There are situations where two agents that can read each other’s source code want to have a bit of random information (e.g., they want to cooperate and split an indivisible thing by deciding randomly who’ll have it and having half of it in expectation).
If these agents don’t have access to unpredictable sources of randomness (e.g., it’s acausal trade through very detailed simulations and they can perfectly predict parts of each other’s environment), is there any way for them to coordinate on generating a random bit in a way that can’t be manipulated/exploited?

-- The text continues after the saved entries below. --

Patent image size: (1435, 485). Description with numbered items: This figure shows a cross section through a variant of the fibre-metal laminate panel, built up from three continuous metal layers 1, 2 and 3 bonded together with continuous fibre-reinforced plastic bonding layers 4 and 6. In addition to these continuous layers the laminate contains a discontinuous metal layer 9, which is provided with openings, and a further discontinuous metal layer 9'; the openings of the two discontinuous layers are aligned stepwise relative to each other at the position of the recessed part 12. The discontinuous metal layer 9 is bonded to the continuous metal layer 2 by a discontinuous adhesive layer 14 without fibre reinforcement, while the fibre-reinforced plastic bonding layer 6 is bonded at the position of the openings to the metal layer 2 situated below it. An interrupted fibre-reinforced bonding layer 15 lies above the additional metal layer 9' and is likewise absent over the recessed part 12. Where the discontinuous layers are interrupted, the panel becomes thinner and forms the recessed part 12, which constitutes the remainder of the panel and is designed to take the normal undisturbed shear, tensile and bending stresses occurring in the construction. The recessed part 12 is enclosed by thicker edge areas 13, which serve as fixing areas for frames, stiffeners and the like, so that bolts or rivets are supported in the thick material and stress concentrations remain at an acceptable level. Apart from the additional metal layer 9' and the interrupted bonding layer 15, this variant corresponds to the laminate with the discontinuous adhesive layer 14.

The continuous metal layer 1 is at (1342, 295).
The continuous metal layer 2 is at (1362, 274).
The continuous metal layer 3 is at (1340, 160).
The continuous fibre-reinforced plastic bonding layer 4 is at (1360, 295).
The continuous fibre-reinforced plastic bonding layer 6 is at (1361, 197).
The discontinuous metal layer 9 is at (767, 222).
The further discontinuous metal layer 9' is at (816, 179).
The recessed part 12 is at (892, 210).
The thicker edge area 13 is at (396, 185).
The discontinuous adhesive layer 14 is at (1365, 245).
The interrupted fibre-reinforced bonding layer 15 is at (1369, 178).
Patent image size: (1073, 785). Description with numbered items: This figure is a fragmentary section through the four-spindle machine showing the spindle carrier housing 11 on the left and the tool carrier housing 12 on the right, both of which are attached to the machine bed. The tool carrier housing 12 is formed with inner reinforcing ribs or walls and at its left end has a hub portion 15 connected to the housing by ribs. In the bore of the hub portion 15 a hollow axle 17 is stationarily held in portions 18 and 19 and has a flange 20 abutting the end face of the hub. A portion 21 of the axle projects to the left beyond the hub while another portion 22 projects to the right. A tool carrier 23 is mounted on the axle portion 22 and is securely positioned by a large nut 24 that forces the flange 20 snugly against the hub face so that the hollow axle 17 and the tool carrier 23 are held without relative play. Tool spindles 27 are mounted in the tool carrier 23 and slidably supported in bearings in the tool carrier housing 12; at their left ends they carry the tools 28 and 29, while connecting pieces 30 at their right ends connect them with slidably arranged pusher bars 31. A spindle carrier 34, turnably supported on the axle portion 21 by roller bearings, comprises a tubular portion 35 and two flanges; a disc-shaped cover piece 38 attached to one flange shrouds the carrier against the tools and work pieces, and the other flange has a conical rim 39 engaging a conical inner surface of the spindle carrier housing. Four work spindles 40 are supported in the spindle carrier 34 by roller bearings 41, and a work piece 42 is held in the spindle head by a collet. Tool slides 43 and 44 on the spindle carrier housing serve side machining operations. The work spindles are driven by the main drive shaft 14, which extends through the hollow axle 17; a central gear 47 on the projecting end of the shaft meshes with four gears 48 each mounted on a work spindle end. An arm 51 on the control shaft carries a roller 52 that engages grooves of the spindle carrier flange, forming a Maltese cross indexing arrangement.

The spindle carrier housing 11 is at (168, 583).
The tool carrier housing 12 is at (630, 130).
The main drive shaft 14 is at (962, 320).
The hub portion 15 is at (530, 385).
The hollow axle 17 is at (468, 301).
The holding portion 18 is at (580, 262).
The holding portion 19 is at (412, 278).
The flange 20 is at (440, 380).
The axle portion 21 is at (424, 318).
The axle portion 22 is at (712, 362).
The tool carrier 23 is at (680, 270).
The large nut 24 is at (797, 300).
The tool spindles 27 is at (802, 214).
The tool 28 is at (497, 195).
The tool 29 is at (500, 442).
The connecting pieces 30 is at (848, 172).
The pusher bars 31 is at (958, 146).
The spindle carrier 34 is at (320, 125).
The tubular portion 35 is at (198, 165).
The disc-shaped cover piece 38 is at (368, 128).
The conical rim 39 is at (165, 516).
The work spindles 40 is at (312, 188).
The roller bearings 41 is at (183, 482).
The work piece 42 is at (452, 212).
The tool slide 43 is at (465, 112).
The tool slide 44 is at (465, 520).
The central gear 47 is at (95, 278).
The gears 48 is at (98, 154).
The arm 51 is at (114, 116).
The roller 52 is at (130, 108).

I feel like the answer should be “no”, as schemes like “both transparently don’t look at a part of the other’s source code when they coordinate on the scheme, then look and generate the bit from these parts” fail due to the possibility of something else looking at the whole of the agent A’s source code first and then designing a successor/a simulated agent B which won’t look there but will produce the needed bit.
But maybe I’m missing something?
In principle (depending upon computation models) this should be possible.
With this very great degree of knowledge of how the other operates, it should be possible to get a binary result by each agent:
choosing some computable real number N and some digit position M,
that they have no current expectation of being biased,
compute it,
use the other’s source code to compute the other’s digit,
combine the digits (e.g. xor for binary),
verify that the other didn’t cheat,
use the result to enact the decision.
In principle, each agent can use the other’s source code to verify that the other will not cheat in any of these steps.
Even if B currently knows a lot more about values of specific numbers than A does, that doesn’t help B get the result they want. B has to choose a number+position that B doesn’t expect to be biased, and A can check whether they really did not expect it to be biased.
Note that this, like almost anything to do with agents verifying each other via source code, is purely theoretical and utterly useless in practice. In practice step 6 will be impossible for at least one party.
Agent A doesn’t know that the creators of agent B didn’t run the whole interaction with a couple of different versions of B’s code until finding one that results in N and M that produce the bit they want. You can’t deduce that by polluting at B’s code.
I’m very confused what the model is here. Are you saying that agents A and B (with source code) are just proxies created by other agents C and D (internal details of which are unknown to the agents on the other side of the communication/acausal barrier)?
What is the actual mechanism by which A knows B’s source code and vice versa, without any communication or any causal links? How does A know that D won’t just ignore whatever decision B makes and vice versa?